Ed M is reported as saying that “the most important thing for the unions is to get the public to understand what their argument is. I don’t think the argument has yet been got across on public sector pensionsas to some of the injustices contained in what the government is doing. I think strikes must always be the very last resort”. I doubt if many people would disagree with this position. The real problem remains however as to how exactly the arguments can be got across to the public when the media, and particularly the tabloids, are determined not to give a fair hearing to potential strikers, will certainly not provide a full or detailed explanation of the isssues, but rather will seize the opportunity to demonise the unions (and indirectly the Labour Party too) as wreckers or worse. So how should this play out with the strike this week?
The trouble here is how to get across, against all the hostile background noise, the rather nuanced message that – yes, we all agree that pension reform is necessary, but the way the Government is choosing to do this is very unfair. The Turner Commission proposed giving at least 15 years notice of changes, whereas the Government is giving only 7 years notice of a 2-year pension age increase. Under the Government proposals a woman born just before April 1953 will get her state pension at age 62, whereas one born on 6 April 1953 will only receive hers at age 65. The Coalition Agreement stated explicitly that “the state pension age will not start to rise to 66 sooner than 2016 for men and 2020 for women”, yet just a few weeks after this Agreement the Government unilaterally announced that actually women’s state pension age would start rising from 2016; suddenly their state pension has been denied to them for up to 2 extra years, making many feel (as they have said) like the Government has gone into their bank account and taken away thousands of pounds. And to capi it all, many of these women are ill, with shortened life expectancy.
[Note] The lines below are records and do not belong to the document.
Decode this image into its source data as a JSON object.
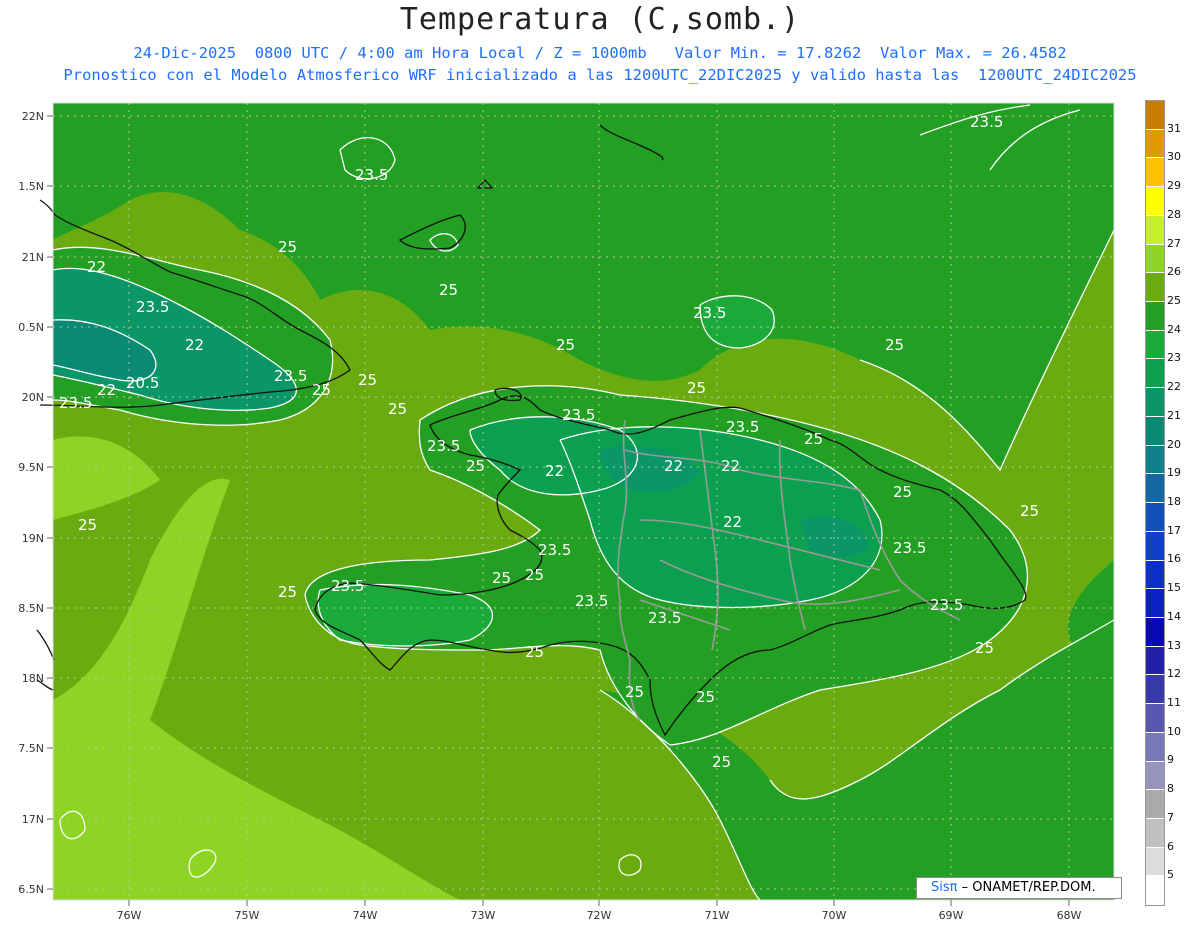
{
  "title": "Temperatura (C,somb.)",
  "subtitle1": "24-Dic-2025  0800 UTC / 4:00 am Hora Local / Z = 1000mb   Valor Min. = 17.8262  Valor Max. = 26.4582",
  "subtitle2": "Pronostico con el Modelo Atmosferico WRF inicializado a las 1200UTC_22DIC2025 y valido hasta las  1200UTC_24DIC2025",
  "credit": {
    "sis": "Sis",
    "pi": "π",
    "rest": " – ONAMET/REP.DOM."
  },
  "lat_labels": [
    "22N",
    "1.5N",
    "21N",
    "0.5N",
    "20N",
    "9.5N",
    "19N",
    "8.5N",
    "18N",
    "7.5N",
    "17N",
    "6.5N"
  ],
  "lon_labels": [
    "76W",
    "75W",
    "74W",
    "73W",
    "72W",
    "71W",
    "70W",
    "69W",
    "68W"
  ],
  "legend": {
    "labels": [
      "31",
      "30",
      "29",
      "28",
      "27",
      "26",
      "25",
      "24",
      "23",
      "22",
      "21",
      "20",
      "19",
      "18",
      "17",
      "16",
      "15",
      "14",
      "13",
      "12",
      "11",
      "10",
      "9",
      "8",
      "7",
      "6",
      "5"
    ],
    "colors": [
      "#c87d00",
      "#e09a00",
      "#ffc000",
      "#ffff00",
      "#c8f028",
      "#8ed424",
      "#6aac10",
      "#23a023",
      "#1aaa3a",
      "#0aa050",
      "#0a9666",
      "#0a8a74",
      "#10808a",
      "#1268a0",
      "#1050b8",
      "#1040c8",
      "#0a30c8",
      "#0a20c0",
      "#0808b4",
      "#2020a8",
      "#3838a8",
      "#5858b0",
      "#7878b8",
      "#9494bc",
      "#aaaaaa",
      "#c0c0c0",
      "#dcdcdc",
      "#ffffff"
    ]
  },
  "contour_labels": [
    {
      "text": "23.5"
    },
    {
      "text": "23.5"
    },
    {
      "text": "25"
    },
    {
      "text": "22"
    },
    {
      "text": "23.5"
    },
    {
      "text": "25"
    },
    {
      "text": "22"
    },
    {
      "text": "20.5"
    },
    {
      "text": "22"
    },
    {
      "text": "23.5"
    },
    {
      "text": "23.5"
    },
    {
      "text": "25"
    },
    {
      "text": "25"
    },
    {
      "text": "25"
    },
    {
      "text": "23.5"
    },
    {
      "text": "25"
    },
    {
      "text": "25"
    },
    {
      "text": "25"
    },
    {
      "text": "23.5"
    },
    {
      "text": "25"
    },
    {
      "text": "23.5"
    },
    {
      "text": "25"
    },
    {
      "text": "22"
    },
    {
      "text": "22"
    },
    {
      "text": "22"
    },
    {
      "text": "25"
    },
    {
      "text": "25"
    },
    {
      "text": "22"
    },
    {
      "text": "25"
    },
    {
      "text": "23.5"
    },
    {
      "text": "23.5"
    },
    {
      "text": "25"
    },
    {
      "text": "25"
    },
    {
      "text": "23.5"
    },
    {
      "text": "25"
    },
    {
      "text": "23.5"
    },
    {
      "text": "23.5"
    },
    {
      "text": "23.5"
    },
    {
      "text": "23.5"
    },
    {
      "text": "25"
    },
    {
      "text": "25"
    },
    {
      "text": "25"
    },
    {
      "text": "25"
    },
    {
      "text": "25"
    }
  ]
}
Of course these matters should be resolved by negotiation and hard argument. But how does one get across these complex arguments not only in the face of a media that is blocking explanation and encouraging hostility, but when a Government unilaterally and arbitrarily imposes (as the Danny Alexander intervention clearly showed a week ago), in the middle of negotiations, on a take-it-or-leave-it basis a set of proposals that is manifestly unfair and loaded against the most vulnerable? It is much better to avoid a strike, but what do you do when one side that holds all the power is determined to enforce its will irrespective of consultation and counter-argument?